Zhang Ziyi (born February 9, 1979, Beijing, China) is a Chinese actress noted for her versatility and beauty. Her performance in the martial-arts drama Wo hu cang long (2000; Crouching Tiger, Hidden Dragon) propelled her to international fame.
When Zhang was a child, her slight build worried her parents, so they enrolled her in dance classes to help strengthen her body. From age 11 she attended the Beijing Dance Academy, where she specialized in folk dance. At 17 she successfully auditioned for enrollment at the prestigious China Central Drama College, where she received her first formal acting lessons. While at the college filming a commercial, director Zhang Yimou saw her and cast her in her first film, Wo de fu qin mu qin (1999; The Road Home). The following year he recommended her to director Ang Lee for a role in Crouching Tiger, Hidden Dragon. Zhang earned praise for her portrayal of a headstrong young aristocrat with a secret life as a high-flying adventuress, and the film was an international success; it captured four Academy Awards and became the highest-grossing foreign-language film released in the United States.
Crouching Tiger led to a steady string of film roles for Zhang. She made her Hollywood debut in 2001 opposite Jackie Chan and Chris Tucker in the action comedy Rush Hour 2. That year she also starred as a princess in the historical drama Musa (The Warrior). Zhang had another international hit with the Zhang Yimou-directed film Ying xiong (2002; Hero), which told the story of the first emperor of China. She subsequently appeared in Zi hudie (2003; Purple Butterfly), Mo li hua kai (2004; Jasmine Women), and Shi mian mai fu (2004; House of Flying Daggers). For her work in 2046 (2004), a science-fiction love story directed by Hong Kong filmmaker Wong Kar-Wai, Zhang won best actress at the 2005 Hong Kong Film Awards.
Zhang earned further critical acclaim for the epic romance Memoirs of a Geisha (2005), the motion-picture adaptation of Arthur Golden’s best-selling 1997 novel.

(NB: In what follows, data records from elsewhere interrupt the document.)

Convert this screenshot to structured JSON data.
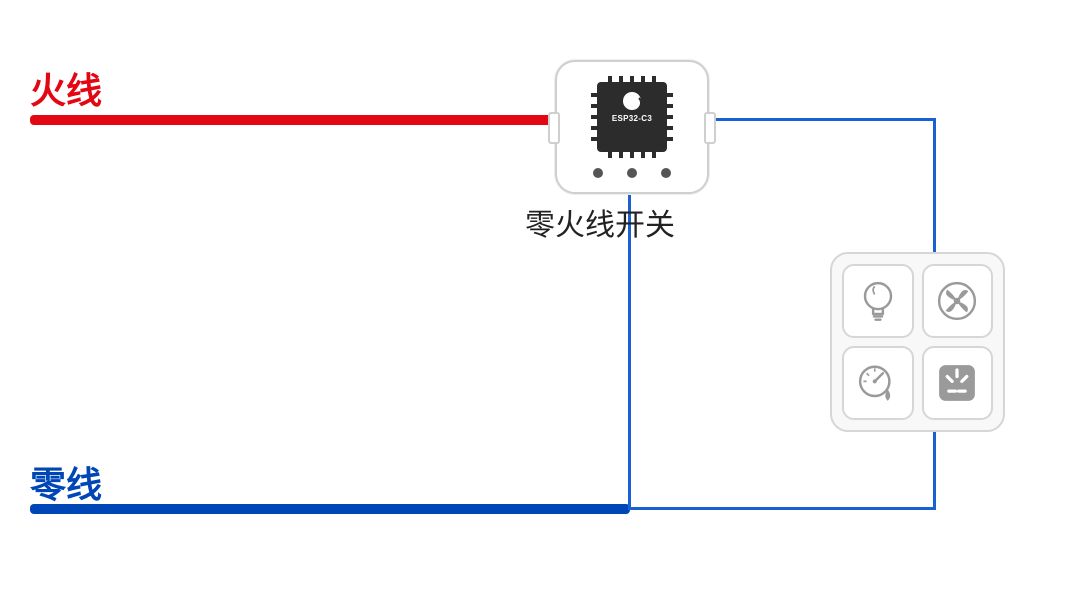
{
  "labels": {
    "live": "火线",
    "neutral": "零线",
    "switch": "零火线开关",
    "chip": "ESP32-C3"
  },
  "wires": {
    "live_color": "#e30613",
    "neutral_color": "#0046b6",
    "signal_color": "#1960d2"
  },
  "loads": [
    "light-bulb",
    "fan",
    "gauge-humidity",
    "power-socket"
  ]
}
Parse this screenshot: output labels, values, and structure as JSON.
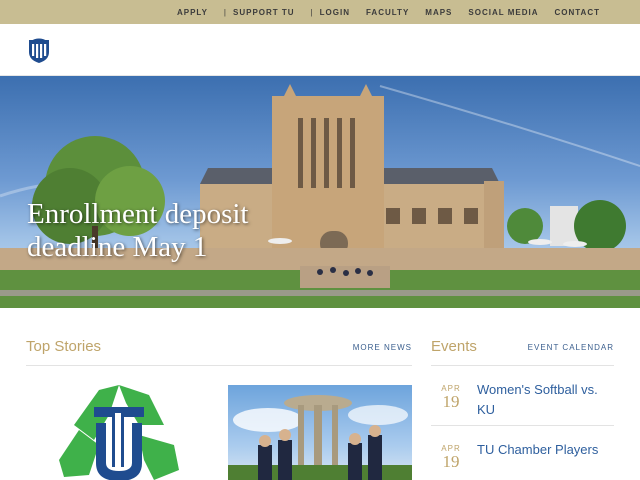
{
  "top_nav": {
    "items": [
      "APPLY",
      "SUPPORT TU",
      "LOGIN",
      "FACULTY",
      "MAPS",
      "SOCIAL MEDIA",
      "CONTACT"
    ]
  },
  "header": {
    "logo_icon": "tu-shield-logo-icon"
  },
  "hero": {
    "line1": "Enrollment deposit",
    "line2": "deadline May 1"
  },
  "stories": {
    "title": "Top Stories",
    "link": "MORE NEWS",
    "items": [
      {
        "image": "recycle-tu-logo"
      },
      {
        "image": "students-tossing-caps-photo"
      }
    ]
  },
  "events": {
    "title": "Events",
    "link": "EVENT CALENDAR",
    "items": [
      {
        "month": "APR",
        "day": "19",
        "title": "Women's Softball vs. KU"
      },
      {
        "month": "APR",
        "day": "19",
        "title": "TU Chamber Players"
      }
    ]
  },
  "colors": {
    "gold": "#c8bd92",
    "accent_gold": "#bfa46a",
    "link_blue": "#2e5f9e",
    "tu_blue": "#1f4c8f",
    "recycle_green": "#3fb14a"
  }
}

The film told the story of a famous geisha living in Kyōto, Japan, just before World War II. Zhang earned a Golden Globe Award nomination for her performance in the title role. In 2005 she also starred in Operetta tanuki goten (Princess Raccoon), an elaborate musical adaptation of a Japanese folktale that was directed by legendary Japanese filmmaker Suzuki Seijun. Her subsequent films include Ye yan (2006; The Banquet), which was loosely based on William Shakespeare’s Hamlet; Mei Lanfang (2008), a biopic about the jingxi (Peking opera) star of the same name; and the thriller Horsemen (2009). In 2012 Zhang starred in an adaptation of the 18th-century French novel Dangerous Liaisons that transposed its setting to 1930s Shanghai.
In 2013 Zhang appeared in Yi dai zong shi (The Grandmaster), a biopic about Ip Man, Bruce Lee’s martial-arts teacher. She later starred in John Woo’s two-part historical epic The Crossing (2014) and The Crossing 2 (2015). In The Cloverfield Paradox (2018), the third installment in the Cloverfield horror series, Zhang was cast as an engineer aboard a space station. Her films from 2019 included the action adventure Godzilla: King of the Monsters and Pan deng zhe (The Climbers), about a Mount Everest expedition.